In interface and Out interface FW rule

In firewall rules, in interface is IP interface which passed IP packet to routing/firewall engine. out interface is IP interface, which will (most likely) be used to send IP packet towards destination.

Pay attention to difference between interface and port. Sometimes same “hole in router” can be both, but there are times when they’re not:

  • when using bridge to create kind of a switch … default config on multi (3 or more) port devices that do come with default config (SOHO mikrotiks). For example, a 5-port device will typically have ether1 configured as WAN interface, while the rest (ether2-ether5) will be configured as ports to bridge. In ROS, bridge has two pesonalities (read more on this), one is interface which allows ROS to communicate to network(s) bridged by bridge.
    In this case, it’ll be bridge interface that will be seen as in-interface by firewall, not individual ether ports
  • when using VLANs, one will typically create multiple VLAN interfaces (in /itnerface vlan), anchored to same underlying interface (such as bridge or ether3).
    In this case, it’ll be one of those vlan interfaces that will be seen as in-interface by firewall, not the underlying interface
  • when using any kind of tunnels, such as PPPoE (quite commonly used as access tunnel by many ISPs) or wireguard or IPsec, which create a virtual interface as tunnel entry/exit point. In this case, it’ll be one of those tunnel interfaces that will be seen as in-interface by firewall, not the underlying interface
  • when interfaces need to be stacked (e.g. WAN physical port is made member of a bridge, traffic over that bridge is VLAN tagged and ISP requires PPPoE … so ether1->bridge->VLAN->pppoe), it’ll be the “top level” interface that will be seen as in-interface by firewall, not any of underlying interfaces.

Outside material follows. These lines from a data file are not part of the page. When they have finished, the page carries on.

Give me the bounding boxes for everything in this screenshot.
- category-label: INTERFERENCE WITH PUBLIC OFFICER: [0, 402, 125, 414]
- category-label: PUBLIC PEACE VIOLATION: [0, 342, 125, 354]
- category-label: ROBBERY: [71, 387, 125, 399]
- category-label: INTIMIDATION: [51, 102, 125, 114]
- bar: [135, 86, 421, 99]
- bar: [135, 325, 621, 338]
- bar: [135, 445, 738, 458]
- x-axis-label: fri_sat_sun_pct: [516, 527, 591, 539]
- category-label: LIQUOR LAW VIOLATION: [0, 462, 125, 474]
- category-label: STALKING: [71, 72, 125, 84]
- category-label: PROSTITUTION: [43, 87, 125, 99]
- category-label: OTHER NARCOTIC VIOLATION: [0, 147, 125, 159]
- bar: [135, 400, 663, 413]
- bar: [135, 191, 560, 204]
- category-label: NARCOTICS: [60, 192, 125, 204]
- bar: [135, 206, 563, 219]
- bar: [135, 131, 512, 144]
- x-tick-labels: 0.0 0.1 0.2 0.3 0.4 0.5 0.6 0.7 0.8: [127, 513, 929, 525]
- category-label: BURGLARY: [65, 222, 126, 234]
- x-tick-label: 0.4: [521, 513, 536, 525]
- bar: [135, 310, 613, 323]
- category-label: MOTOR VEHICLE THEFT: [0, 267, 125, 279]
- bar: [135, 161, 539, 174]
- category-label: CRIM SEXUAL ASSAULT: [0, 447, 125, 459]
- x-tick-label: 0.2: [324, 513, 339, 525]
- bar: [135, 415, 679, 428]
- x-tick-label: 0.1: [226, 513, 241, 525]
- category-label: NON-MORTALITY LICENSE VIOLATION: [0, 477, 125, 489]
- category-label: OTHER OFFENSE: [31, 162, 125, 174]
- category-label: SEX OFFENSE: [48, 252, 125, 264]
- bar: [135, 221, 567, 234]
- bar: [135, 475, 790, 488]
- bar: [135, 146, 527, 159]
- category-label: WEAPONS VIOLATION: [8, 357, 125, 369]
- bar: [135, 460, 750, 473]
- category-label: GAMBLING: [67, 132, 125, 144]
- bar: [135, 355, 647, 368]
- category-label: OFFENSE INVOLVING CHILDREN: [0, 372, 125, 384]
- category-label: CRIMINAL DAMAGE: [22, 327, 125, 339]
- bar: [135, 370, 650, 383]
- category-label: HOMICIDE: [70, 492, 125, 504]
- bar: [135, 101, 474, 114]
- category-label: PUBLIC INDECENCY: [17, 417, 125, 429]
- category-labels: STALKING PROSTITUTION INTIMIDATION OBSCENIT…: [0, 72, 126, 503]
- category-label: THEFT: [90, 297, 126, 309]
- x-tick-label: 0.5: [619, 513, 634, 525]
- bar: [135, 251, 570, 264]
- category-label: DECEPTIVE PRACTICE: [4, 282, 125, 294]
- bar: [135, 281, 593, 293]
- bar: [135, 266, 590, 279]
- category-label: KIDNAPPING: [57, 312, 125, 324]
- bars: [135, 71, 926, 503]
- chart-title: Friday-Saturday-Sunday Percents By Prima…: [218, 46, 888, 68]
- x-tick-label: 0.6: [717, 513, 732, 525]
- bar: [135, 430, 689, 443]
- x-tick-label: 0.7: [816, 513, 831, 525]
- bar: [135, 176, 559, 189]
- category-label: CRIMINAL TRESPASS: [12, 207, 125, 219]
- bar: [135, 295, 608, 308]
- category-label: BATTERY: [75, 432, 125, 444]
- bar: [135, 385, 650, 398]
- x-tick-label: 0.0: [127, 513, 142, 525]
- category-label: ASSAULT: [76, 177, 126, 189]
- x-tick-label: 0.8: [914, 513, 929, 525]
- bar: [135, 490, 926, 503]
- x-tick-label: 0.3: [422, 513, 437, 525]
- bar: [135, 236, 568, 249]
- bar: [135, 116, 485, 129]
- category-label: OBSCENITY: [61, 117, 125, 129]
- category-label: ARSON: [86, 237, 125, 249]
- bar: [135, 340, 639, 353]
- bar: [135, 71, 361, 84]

And same goes for out-interface … and likewise for in-interface-list and out-interface-list.

In addition to that, most interface lists have to be created manually. There are a few implicit/automatic interface lists, but experience goes that use of those can bring troubles. There are two interface lists created by default configuration (WAN and LAN), but they are simply default lists which correspond to default configuration (ether1 as WAN interface, bridge as LAN interface). If you manually change default configuration (e.g. add PPPoE interface on top of ether1), you have to manually update also interface list members.
And (more importantly): those names don’t reflect any particular use, e.g. router doesn’t know what’s LAN in sociological definition used by particular user’s environment. It’s only names, they could easily be called “statler” and “waldorf” for that matter.